Writing Is Working – I Promise

Posted by JeanneSager at 2:00 PM on April 6, 2009

At a time when newspapers across the country are going out of business
or laying off writers, I took a long hard look at Mama Bee’s rant against the writing mums who dare consider themselves experts on working motherhood… and screamed.

At its heart, I think I understand what she was trying to say – that there is no cookie cutter solution for the trials and travails of the working parent. If you think a “10 Easy Tips to Wrangle Your Kids” list is going to solve your struggles, more power to you.

But in accusing mothers who write for a living of being “profoundly disconnected from its real trials and tribulations,” she betrays her own lack of understanding of the life of a journalist.

We work, generally far above the forty-hour work week – and not all of us from home. In fact, a fair number of journalists work out of an office, rather than as freelancers. I consider myself lucky that I spend a few days working from home, but it’s somewhat of a misnomer – working from home often means packing my daughter in her carseat and heading off with her to do an interview in the middle of a barn with a farmer concerned about milk prices, keeping one eye fixed on her at all times to make sure she doesn’t end up UNDER a cow. It means leaving my daughter with my husband at 6 p.m. to head to a five-hour-long town board meeting where I’ll listen to politicians sniping at each other about a whole lot of nothing instead of enjoying books before bedtime.

I know what it’s like to juggle the sitter’s schedule with my own, to go rushing around to find someone to watch my daughter on a random Monday when my daycare provider has a doctor’s appointment. I know what it’s like to call my boss and say, I’m sorry, I can’t go report on that fire right now because I don’t have daycare, and to hear him sigh and know that I just lost favour that the non-parent reporters automatically curry.

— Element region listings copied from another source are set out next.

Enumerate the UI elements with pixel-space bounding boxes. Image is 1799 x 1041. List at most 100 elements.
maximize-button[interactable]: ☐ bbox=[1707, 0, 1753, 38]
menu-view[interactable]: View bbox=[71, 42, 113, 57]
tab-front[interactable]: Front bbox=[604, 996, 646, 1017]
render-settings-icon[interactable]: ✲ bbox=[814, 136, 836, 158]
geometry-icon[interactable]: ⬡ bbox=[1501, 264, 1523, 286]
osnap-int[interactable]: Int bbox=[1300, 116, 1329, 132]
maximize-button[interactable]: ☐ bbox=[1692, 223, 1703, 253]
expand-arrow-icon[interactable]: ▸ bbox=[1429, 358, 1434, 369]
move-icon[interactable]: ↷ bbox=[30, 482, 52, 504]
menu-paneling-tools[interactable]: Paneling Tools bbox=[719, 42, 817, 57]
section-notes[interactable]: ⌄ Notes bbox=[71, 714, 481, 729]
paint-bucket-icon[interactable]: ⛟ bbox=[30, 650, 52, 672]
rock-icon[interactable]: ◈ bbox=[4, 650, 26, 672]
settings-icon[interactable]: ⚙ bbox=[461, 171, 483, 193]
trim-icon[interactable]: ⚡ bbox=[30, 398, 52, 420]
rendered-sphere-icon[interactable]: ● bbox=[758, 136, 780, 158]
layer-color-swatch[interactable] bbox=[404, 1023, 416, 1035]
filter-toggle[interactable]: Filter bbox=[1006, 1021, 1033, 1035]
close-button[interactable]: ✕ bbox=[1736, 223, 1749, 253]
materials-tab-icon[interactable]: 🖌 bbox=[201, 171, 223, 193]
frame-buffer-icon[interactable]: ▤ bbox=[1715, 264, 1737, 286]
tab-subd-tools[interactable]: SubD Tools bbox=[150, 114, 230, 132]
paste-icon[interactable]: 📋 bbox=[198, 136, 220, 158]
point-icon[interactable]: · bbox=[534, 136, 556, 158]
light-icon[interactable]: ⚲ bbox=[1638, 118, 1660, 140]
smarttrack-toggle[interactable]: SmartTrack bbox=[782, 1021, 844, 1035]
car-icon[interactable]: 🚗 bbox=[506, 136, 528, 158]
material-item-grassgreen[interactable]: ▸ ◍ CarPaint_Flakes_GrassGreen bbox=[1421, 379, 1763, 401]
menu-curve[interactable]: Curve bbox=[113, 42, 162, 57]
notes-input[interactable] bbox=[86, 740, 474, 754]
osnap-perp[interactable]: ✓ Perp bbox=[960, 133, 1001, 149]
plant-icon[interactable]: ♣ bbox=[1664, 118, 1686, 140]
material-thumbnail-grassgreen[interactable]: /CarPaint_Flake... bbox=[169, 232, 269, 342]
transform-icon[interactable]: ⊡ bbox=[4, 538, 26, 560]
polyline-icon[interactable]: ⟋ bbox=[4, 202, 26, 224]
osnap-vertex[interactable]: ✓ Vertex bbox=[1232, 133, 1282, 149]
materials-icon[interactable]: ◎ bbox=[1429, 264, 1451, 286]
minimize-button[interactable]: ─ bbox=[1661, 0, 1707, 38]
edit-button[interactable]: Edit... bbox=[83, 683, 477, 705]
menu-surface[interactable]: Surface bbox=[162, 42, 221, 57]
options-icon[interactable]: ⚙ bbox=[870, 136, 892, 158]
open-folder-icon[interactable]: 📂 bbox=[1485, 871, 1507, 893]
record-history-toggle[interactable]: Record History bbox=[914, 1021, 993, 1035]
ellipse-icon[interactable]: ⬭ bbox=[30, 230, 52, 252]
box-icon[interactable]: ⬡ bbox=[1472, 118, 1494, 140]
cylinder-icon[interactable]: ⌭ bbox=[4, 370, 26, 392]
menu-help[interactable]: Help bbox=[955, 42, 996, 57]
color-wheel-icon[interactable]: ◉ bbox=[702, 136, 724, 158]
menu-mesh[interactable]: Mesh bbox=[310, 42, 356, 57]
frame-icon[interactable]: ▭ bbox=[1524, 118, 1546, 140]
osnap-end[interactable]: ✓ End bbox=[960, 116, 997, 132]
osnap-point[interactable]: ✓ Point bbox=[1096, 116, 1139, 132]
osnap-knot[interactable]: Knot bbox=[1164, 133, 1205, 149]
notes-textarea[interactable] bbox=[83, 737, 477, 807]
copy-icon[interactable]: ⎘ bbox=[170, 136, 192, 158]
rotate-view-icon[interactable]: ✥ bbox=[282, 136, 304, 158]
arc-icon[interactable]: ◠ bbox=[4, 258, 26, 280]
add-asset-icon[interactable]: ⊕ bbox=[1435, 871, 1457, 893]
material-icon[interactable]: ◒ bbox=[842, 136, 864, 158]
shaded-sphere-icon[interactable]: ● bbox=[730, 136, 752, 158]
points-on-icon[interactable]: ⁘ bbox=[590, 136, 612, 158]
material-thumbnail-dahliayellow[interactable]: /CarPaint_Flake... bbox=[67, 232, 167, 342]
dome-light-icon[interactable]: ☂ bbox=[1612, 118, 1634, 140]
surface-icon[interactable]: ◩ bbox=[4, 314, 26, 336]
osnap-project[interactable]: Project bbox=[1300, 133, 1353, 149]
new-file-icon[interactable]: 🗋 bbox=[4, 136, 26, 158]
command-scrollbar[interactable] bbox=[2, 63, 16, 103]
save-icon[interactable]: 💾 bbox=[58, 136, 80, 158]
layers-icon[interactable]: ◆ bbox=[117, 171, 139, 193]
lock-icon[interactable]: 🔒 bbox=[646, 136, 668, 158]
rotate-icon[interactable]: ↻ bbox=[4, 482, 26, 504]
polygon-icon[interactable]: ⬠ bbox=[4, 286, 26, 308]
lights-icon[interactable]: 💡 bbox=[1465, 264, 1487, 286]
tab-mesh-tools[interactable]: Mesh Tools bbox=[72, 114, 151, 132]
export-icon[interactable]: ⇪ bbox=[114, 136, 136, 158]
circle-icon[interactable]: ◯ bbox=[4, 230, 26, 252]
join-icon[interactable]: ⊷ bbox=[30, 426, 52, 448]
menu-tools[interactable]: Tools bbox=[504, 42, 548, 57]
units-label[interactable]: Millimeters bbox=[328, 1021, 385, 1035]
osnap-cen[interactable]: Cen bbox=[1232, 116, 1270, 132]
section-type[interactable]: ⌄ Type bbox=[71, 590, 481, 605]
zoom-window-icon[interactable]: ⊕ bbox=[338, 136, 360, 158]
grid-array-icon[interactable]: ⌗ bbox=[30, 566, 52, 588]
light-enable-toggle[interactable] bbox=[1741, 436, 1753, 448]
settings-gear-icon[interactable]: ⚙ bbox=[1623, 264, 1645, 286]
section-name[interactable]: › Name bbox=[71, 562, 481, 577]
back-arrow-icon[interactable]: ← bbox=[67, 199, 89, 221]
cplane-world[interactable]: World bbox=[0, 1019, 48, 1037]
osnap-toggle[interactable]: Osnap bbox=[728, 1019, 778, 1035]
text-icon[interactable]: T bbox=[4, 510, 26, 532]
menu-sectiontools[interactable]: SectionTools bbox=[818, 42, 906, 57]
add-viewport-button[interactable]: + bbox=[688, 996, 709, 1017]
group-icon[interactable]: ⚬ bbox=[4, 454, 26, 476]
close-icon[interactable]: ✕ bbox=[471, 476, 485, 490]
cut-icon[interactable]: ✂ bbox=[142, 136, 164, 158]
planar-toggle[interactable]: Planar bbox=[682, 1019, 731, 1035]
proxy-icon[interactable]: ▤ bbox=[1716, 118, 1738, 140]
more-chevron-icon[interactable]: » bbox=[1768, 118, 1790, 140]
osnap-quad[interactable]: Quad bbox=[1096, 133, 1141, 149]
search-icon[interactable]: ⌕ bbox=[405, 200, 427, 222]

I also know what it’s like to try to work from home, to sit at a computer and try to write a story about parenting while my daughter screams from the bathroom or shoves a cup of juice in my face and asks
for more. I know what it’s like to be this close to missing a deadline and have to go clean up a water spill across the kitchen floor. I chose this, I know, but that doesn’t make it any easier. And for those who would say, well, hire a sitter on those days, I counter – where will I get the money?

Because as a writer mum, I also know what it’s like to struggle to make ends meet. Newspapers are closing. The paper where I work has cut staff, and that’s meant more pressure on the rest of us to produce, produce, produce. But where do I find the time? Where do I find the supplemental income when one of the magazines I write for shuts down, when the new editor decides she doesn’t like my style as much as the old editor?

No, I don’t know what it’s like to be a factory laborer, Mama Bee. I don’t know what it’s like to have regular hours, when I can punch in, punch out. News doesn’t happen nine to five – and daycares don’t take kindly to you showing up at 7 because a late breaking story kept you in
the newsroom. I don’t know what it’s like to be a corporate drone either, Mama Bee, to know exactly how much my paycheck will be week in and week out, to know I can make the mortgage and the phone bill.

But I do know how to write their stories. And that’s how they end up in the newspaper, on the Web, in magazines. Because the lady working at H&R Block might be a whizz-bang at my taxes (while I can’t make heads or tails of a tax form), but she can’t write a news story.

So I write, Mama Bee, because that’s my job. Which makes me a working mother.